As with Garrison, only two players can actually play the game simultaneously – a limitation originally set on the ST and unfortunately not changed on the Amiga version. But the biggest difference between Time Bandit and most Gauntlet clones is that you play on separate parts of the screen, and only see each other on your own screen when you pass each other within the maze. Another difference is that when one player finished the maze the other does automatically.
The graphics are, as we have come to expect from most ST-Amiga conversions, almost identical to the ST version. That said, they are still colourful and do the game justice. The sound effects and animation, however, are not good at all. Apart from the odd bang and splat there is a noticeable absence of any good sound effect, and the animation is actually worse than the original.
These criticisms apart, Time Bandit is essentially a good game. People who have not played the original and who like the idea of a true arcade adventure (and by that I mean a game that contains elements of arcade games, adventure games, and anything in between) will find Time Bandit an enjoyable and refreshing change from the plethora of shoot ‘em ups that seem to be available at the moment.
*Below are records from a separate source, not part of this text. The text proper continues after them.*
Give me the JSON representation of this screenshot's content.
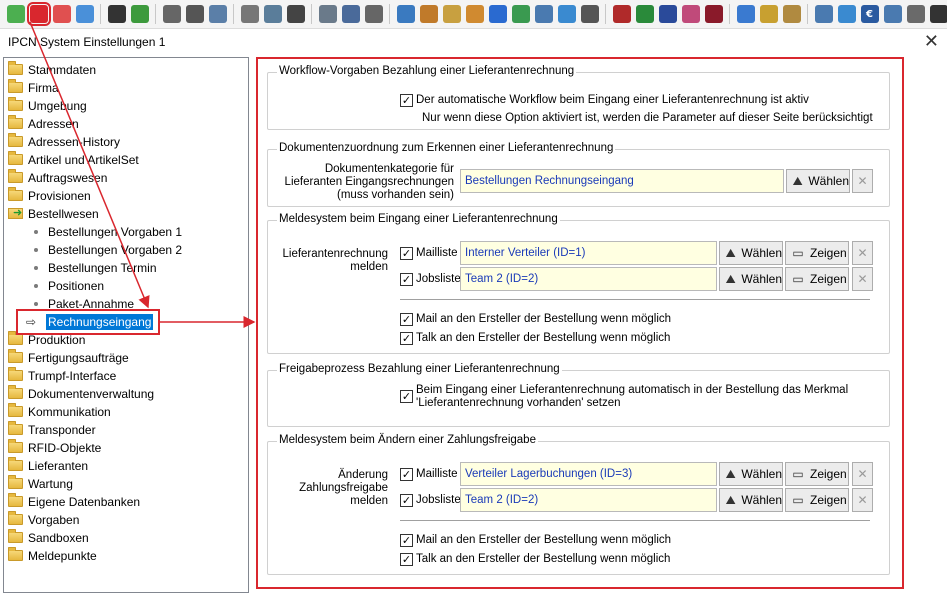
{
  "window": {
    "title": "IPCN System Einstellungen 1",
    "close_glyph": "✕"
  },
  "toolbar": {
    "icons": [
      {
        "name": "settings-green-icon",
        "color": "#4caf50"
      },
      {
        "name": "settings-red-icon",
        "color": "#d9272e",
        "active": true
      },
      {
        "name": "settings-red2-icon",
        "color": "#e05050"
      },
      {
        "name": "settings-blue-icon",
        "color": "#4a90d9"
      },
      {
        "name": "user-black-icon",
        "color": "#333333"
      },
      {
        "name": "user-green-icon",
        "color": "#3d9a3d"
      },
      {
        "name": "printer-icon",
        "color": "#666666"
      },
      {
        "name": "archive-icon",
        "color": "#555555"
      },
      {
        "name": "document-icon",
        "color": "#5b7fa8"
      },
      {
        "name": "clock-icon",
        "color": "#777777"
      },
      {
        "name": "globe-icon",
        "color": "#5a7d9a"
      },
      {
        "name": "counter-icon",
        "color": "#444444"
      },
      {
        "name": "people-icon",
        "color": "#6a7a8a"
      },
      {
        "name": "edit-icon",
        "color": "#4a6a9a"
      },
      {
        "name": "gear-icon",
        "color": "#666666"
      },
      {
        "name": "tools-icon",
        "color": "#3a7ac0"
      },
      {
        "name": "search-icon",
        "color": "#c07a2a"
      },
      {
        "name": "box-icon",
        "color": "#c8a040"
      },
      {
        "name": "group-icon",
        "color": "#d08a30"
      },
      {
        "name": "add-circle-icon",
        "color": "#2a6ad0"
      },
      {
        "name": "sync-icon",
        "color": "#3a9a50"
      },
      {
        "name": "inbox-icon",
        "color": "#4a7ab0"
      },
      {
        "name": "star-icon",
        "color": "#3a8ad0"
      },
      {
        "name": "calculator-icon",
        "color": "#555555"
      },
      {
        "name": "book-red-icon",
        "color": "#b02a2a"
      },
      {
        "name": "book-green-icon",
        "color": "#2a8a3a"
      },
      {
        "name": "book-blue-icon",
        "color": "#2a4a9a"
      },
      {
        "name": "book-pink-icon",
        "color": "#c04a7a"
      },
      {
        "name": "book-darkred-icon",
        "color": "#8a1a2a"
      },
      {
        "name": "chart-pie-icon",
        "color": "#3a7ad0"
      },
      {
        "name": "coins-icon",
        "color": "#c8a030"
      },
      {
        "name": "note-icon",
        "color": "#b08a40"
      },
      {
        "name": "export-icon",
        "color": "#4a7ab0"
      },
      {
        "name": "chat-icon",
        "color": "#3a8ad0"
      },
      {
        "name": "euro-icon",
        "color": "#2a5aa0",
        "glyph": "€"
      },
      {
        "name": "screen-icon",
        "color": "#4a7ab0"
      },
      {
        "name": "mail-icon",
        "color": "#6a6a6a"
      },
      {
        "name": "phone-icon",
        "color": "#333333"
      },
      {
        "name": "app-icon",
        "color": "#3a6ad0"
      }
    ]
  },
  "tree": {
    "items": [
      {
        "label": "Stammdaten",
        "type": "folder"
      },
      {
        "label": "Firma",
        "type": "folder"
      },
      {
        "label": "Umgebung",
        "type": "folder"
      },
      {
        "label": "Adressen",
        "type": "folder"
      },
      {
        "label": "Adressen-History",
        "type": "folder"
      },
      {
        "label": "Artikel und ArtikelSet",
        "type": "folder"
      },
      {
        "label": "Auftragswesen",
        "type": "folder"
      },
      {
        "label": "Provisionen",
        "type": "folder"
      },
      {
        "label": "Bestellwesen",
        "type": "folder-open"
      },
      {
        "label": "Bestellungen Vorgaben 1",
        "type": "child"
      },
      {
        "label": "Bestellungen Vorgaben 2",
        "type": "child"
      },
      {
        "label": "Bestellungen Termin",
        "type": "child"
      },
      {
        "label": "Positionen",
        "type": "child"
      },
      {
        "label": "Paket-Annahme",
        "type": "child"
      },
      {
        "label": "Rechnungseingang",
        "type": "selected"
      },
      {
        "label": "Produktion",
        "type": "folder"
      },
      {
        "label": "Fertigungsaufträge",
        "type": "folder"
      },
      {
        "label": "Trumpf-Interface",
        "type": "folder"
      },
      {
        "label": "Dokumentenverwaltung",
        "type": "folder"
      },
      {
        "label": "Kommunikation",
        "type": "folder"
      },
      {
        "label": "Transponder",
        "type": "folder"
      },
      {
        "label": "RFID-Objekte",
        "type": "folder"
      },
      {
        "label": "Lieferanten",
        "type": "folder"
      },
      {
        "label": "Wartung",
        "type": "folder"
      },
      {
        "label": "Eigene Datenbanken",
        "type": "folder"
      },
      {
        "label": "Vorgaben",
        "type": "folder"
      },
      {
        "label": "Sandboxen",
        "type": "folder"
      },
      {
        "label": "Meldepunkte",
        "type": "folder"
      }
    ]
  },
  "groups": {
    "workflow": {
      "title": "Workflow-Vorgaben Bezahlung einer Lieferantenrechnung",
      "checkbox_label": "Der automatische Workflow beim Eingang einer Lieferantenrechnung ist aktiv",
      "checked": true,
      "hint": "Nur wenn diese Option aktiviert ist, werden die Parameter auf dieser Seite berücksichtigt"
    },
    "doczuordnung": {
      "title": "Dokumentenzuordnung zum Erkennen einer Lieferantenrechnung",
      "label_line1": "Dokumentenkategorie für",
      "label_line2": "Lieferanten Eingangsrechnungen",
      "label_line3": "(muss vorhanden sein)",
      "value": "Bestellungen Rechnungseingang"
    },
    "melde_eingang": {
      "title": "Meldesystem beim Eingang einer Lieferantenrechnung",
      "label_line1": "Lieferantenrechnung",
      "label_line2": "melden",
      "mailliste_label": "Mailliste",
      "mailliste_value": "Interner Verteiler (ID=1)",
      "jobsliste_label": "Jobsliste",
      "jobsliste_value": "Team 2 (ID=2)",
      "mail_opt": "Mail an den Ersteller der  Bestellung wenn möglich",
      "talk_opt": "Talk an den Ersteller der  Bestellung wenn möglich"
    },
    "freigabe": {
      "title": "Freigabeprozess Bezahlung einer Lieferantenrechnung",
      "checkbox_line1": "Beim Eingang einer Lieferantenrechnung automatisch in der Bestellung das Merkmal",
      "checkbox_line2": "'Lieferantenrechnung vorhanden' setzen"
    },
    "melde_aendern": {
      "title": "Meldesystem beim Ändern einer Zahlungsfreigabe",
      "label_line1": "Änderung",
      "label_line2": "Zahlungsfreigabe",
      "label_line3": "melden",
      "mailliste_label": "Mailliste",
      "mailliste_value": "Verteiler Lagerbuchungen (ID=3)",
      "jobsliste_label": "Jobsliste",
      "jobsliste_value": "Team 2 (ID=2)",
      "mail_opt": "Mail an den Ersteller der  Bestellung wenn möglich",
      "talk_opt": "Talk an den Ersteller der  Bestellung wenn möglich"
    }
  },
  "buttons": {
    "waehlen": "Wählen",
    "zeigen": "Zeigen",
    "clear_glyph": "✕",
    "check_glyph": "✓"
  },
  "colors": {
    "accent_red": "#d9272e",
    "selection_blue": "#0078d7",
    "field_bg": "#ffffe1",
    "field_text": "#1a3ab8"
  }
}
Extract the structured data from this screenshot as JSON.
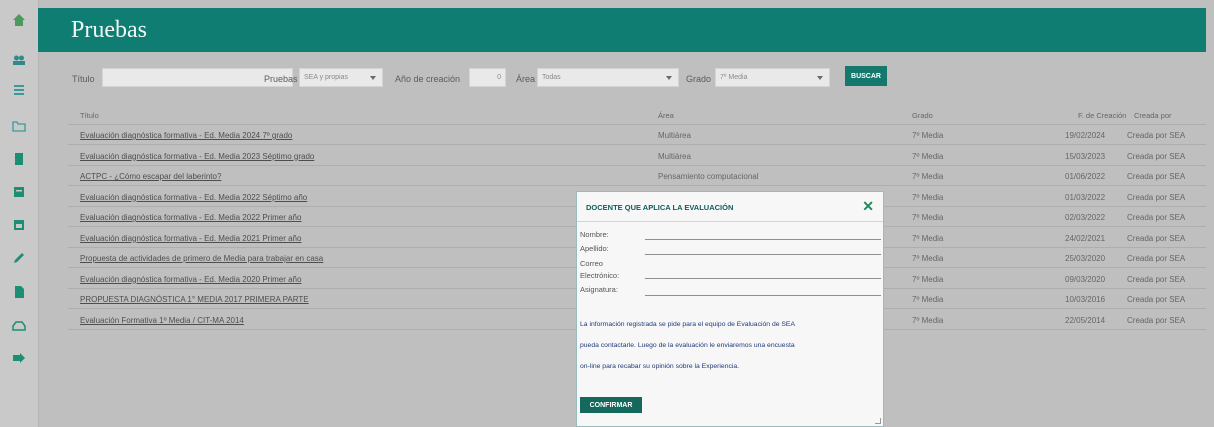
{
  "page": {
    "title": "Pruebas"
  },
  "sidebar": {
    "icons": [
      "home-icon",
      "users-icon",
      "list-icon",
      "folder-icon",
      "book-icon",
      "archive-icon",
      "calendar-icon",
      "pencil-icon",
      "file-icon",
      "inbox-icon",
      "export-icon"
    ]
  },
  "filters": {
    "titulo_label": "Título",
    "pruebas_label": "Pruebas",
    "pruebas_value": "SEA y propias",
    "anio_label": "Año de creación",
    "anio_value": "0",
    "area_label": "Área",
    "area_value": "Todas",
    "grado_label": "Grado",
    "grado_value": "7º Media",
    "buscar_label": "BUSCAR"
  },
  "table": {
    "headers": {
      "titulo": "Título",
      "area": "Área",
      "grado": "Grado",
      "fecha": "F. de Creación",
      "creada": "Creada por"
    },
    "rows": [
      {
        "titulo": "Evaluación diagnóstica formativa - Ed. Media 2024 7º grado",
        "area": "Multiárea",
        "grado": "7º Media",
        "fecha": "19/02/2024",
        "creada": "Creada por SEA"
      },
      {
        "titulo": "Evaluación diagnóstica formativa - Ed. Media 2023 Séptimo grado",
        "area": "Multiárea",
        "grado": "7º Media",
        "fecha": "15/03/2023",
        "creada": "Creada por SEA"
      },
      {
        "titulo": "ACTPC - ¿Cómo escapar del laberinto?",
        "area": "Pensamiento computacional",
        "grado": "7º Media",
        "fecha": "01/06/2022",
        "creada": "Creada por SEA"
      },
      {
        "titulo": "Evaluación diagnóstica formativa - Ed. Media 2022 Séptimo año",
        "area": "",
        "grado": "7º Media",
        "fecha": "01/03/2022",
        "creada": "Creada por SEA"
      },
      {
        "titulo": "Evaluación diagnóstica formativa - Ed. Media 2022 Primer año",
        "area": "",
        "grado": "7º Media",
        "fecha": "02/03/2022",
        "creada": "Creada por SEA"
      },
      {
        "titulo": "Evaluación diagnóstica formativa - Ed. Media 2021 Primer año",
        "area": "",
        "grado": "7º Media",
        "fecha": "24/02/2021",
        "creada": "Creada por SEA"
      },
      {
        "titulo": "Propuesta de actividades de primero de Media para trabajar en casa",
        "area": "",
        "grado": "7º Media",
        "fecha": "25/03/2020",
        "creada": "Creada por SEA"
      },
      {
        "titulo": "Evaluación diagnóstica formativa - Ed. Media 2020 Primer año",
        "area": "",
        "grado": "7º Media",
        "fecha": "09/03/2020",
        "creada": "Creada por SEA"
      },
      {
        "titulo": "PROPUESTA DIAGNÓSTICA 1° MEDIA 2017 PRIMERA PARTE",
        "area": "",
        "grado": "7º Media",
        "fecha": "10/03/2016",
        "creada": "Creada por SEA"
      },
      {
        "titulo": "Evaluación Formativa 1º Media / CIT-MA 2014",
        "area": "",
        "grado": "7º Media",
        "fecha": "22/05/2014",
        "creada": "Creada por SEA"
      }
    ]
  },
  "modal": {
    "title": "DOCENTE QUE APLICA LA EVALUACIÓN",
    "close": "✕",
    "fields": [
      {
        "label": "Nombre:"
      },
      {
        "label": "Apellido:"
      },
      {
        "label": "Correo"
      },
      {
        "label": "Electrónico:"
      },
      {
        "label": "Asignatura:"
      }
    ],
    "info_lines": [
      "La información registrada se pide para el equipo de Evaluación de SEA",
      "pueda contactarle. Luego de la evaluación le enviaremos una encuesta",
      "on-line para recabar su opinión sobre la Experiencia."
    ],
    "confirm_label": "CONFIRMAR"
  }
}
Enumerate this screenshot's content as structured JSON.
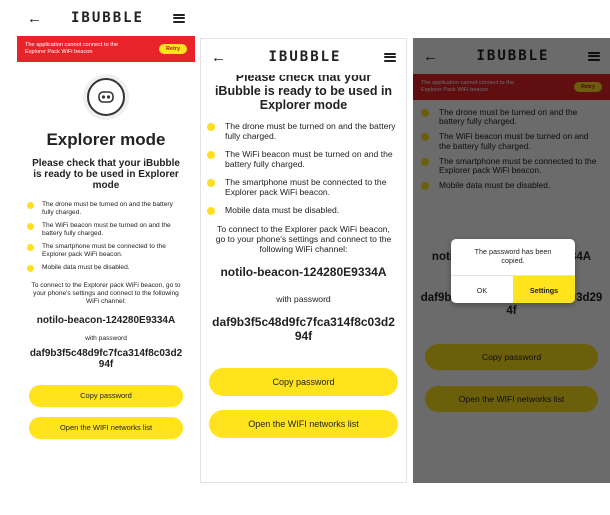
{
  "app": {
    "logo_text": "IBUBBLE"
  },
  "alert": {
    "message": "The application cannot connect to the Explorer Pack WiFi beacon",
    "retry_label": "Retry"
  },
  "page": {
    "title": "Explorer mode",
    "subtitle": "Please check that your iBubble is ready to be used in Explorer mode",
    "checklist": [
      "The drone must be turned on and the battery fully charged.",
      "The WiFi beacon must be turned on and the battery fully charged.",
      "The smartphone must be connected to the Explorer pack WiFi beacon.",
      "Mobile data must be disabled."
    ],
    "instructions_short": "To connect to the Explorer pack WiFi beacon, go to your phone's settings and connect to the following WiFi channel:",
    "network_name": "notilo-beacon-124280E9334A",
    "with_password_label": "with password",
    "password": "daf9b3f5c48d9fc7fca314f8c03d294f",
    "copy_password_label": "Copy password",
    "open_wifi_label": "Open the WIFI networks list"
  },
  "dialog": {
    "message": "The password has been copied.",
    "ok_label": "OK",
    "settings_label": "Settings"
  },
  "colors": {
    "accent_yellow": "#ffe31c",
    "alert_red": "#e8232a",
    "overlay": "rgba(0,0,0,0.58)"
  }
}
Mind you there is always Garrison.
Ian J Frogsac
CU Amiga, March 1988, p.73
Microdeal, £19.95 disk, joystick with keys
Microdeal's chronological adventure casts the player in the role of a time traveller, seeking out fame and fortune in real and mythical historical periods.
From the title screen, joystick or keyboard controls and one or two-player options are selected prior to commencing play. The screen display then alters according to the number of participants: a solo player's actions are displayed using all the available area, while two-player mode sees the screen divided horizontally, each player having their own viewing screen. The information panel remains the same, however, giving the number of cubits acquired, the life levels remaining (initially ten, decreasing on contact with monsters) and the status acquired (increased by shooting guardians). Additionally, the location name and difficulty level are displayed.
The main four-way scrolling landscape contains 16 graphic icons, contact with which reveal further landscapes in the form of mazes, which are completed by escaping their labyrinthine passageways. Each maze carries a different theme, from spaceship interiors to a PacMan-style network, and often feature a variety of aliens and items to be shot, avoided or used as necessary.
Each location has 16 levels of difficulty, and completing the last one causes that maze system to shut down. Completion of the entire landscape thus requires the completion of 256 such mazes, and the task is made harder every time a location is re-entered.
An adventure sequence during the main landscape allows interaction with various characters, taking a standard verb/noun or simple response format. Talking to characters is necessary to acquire hidden rewards or to solve puzzles that aid progress.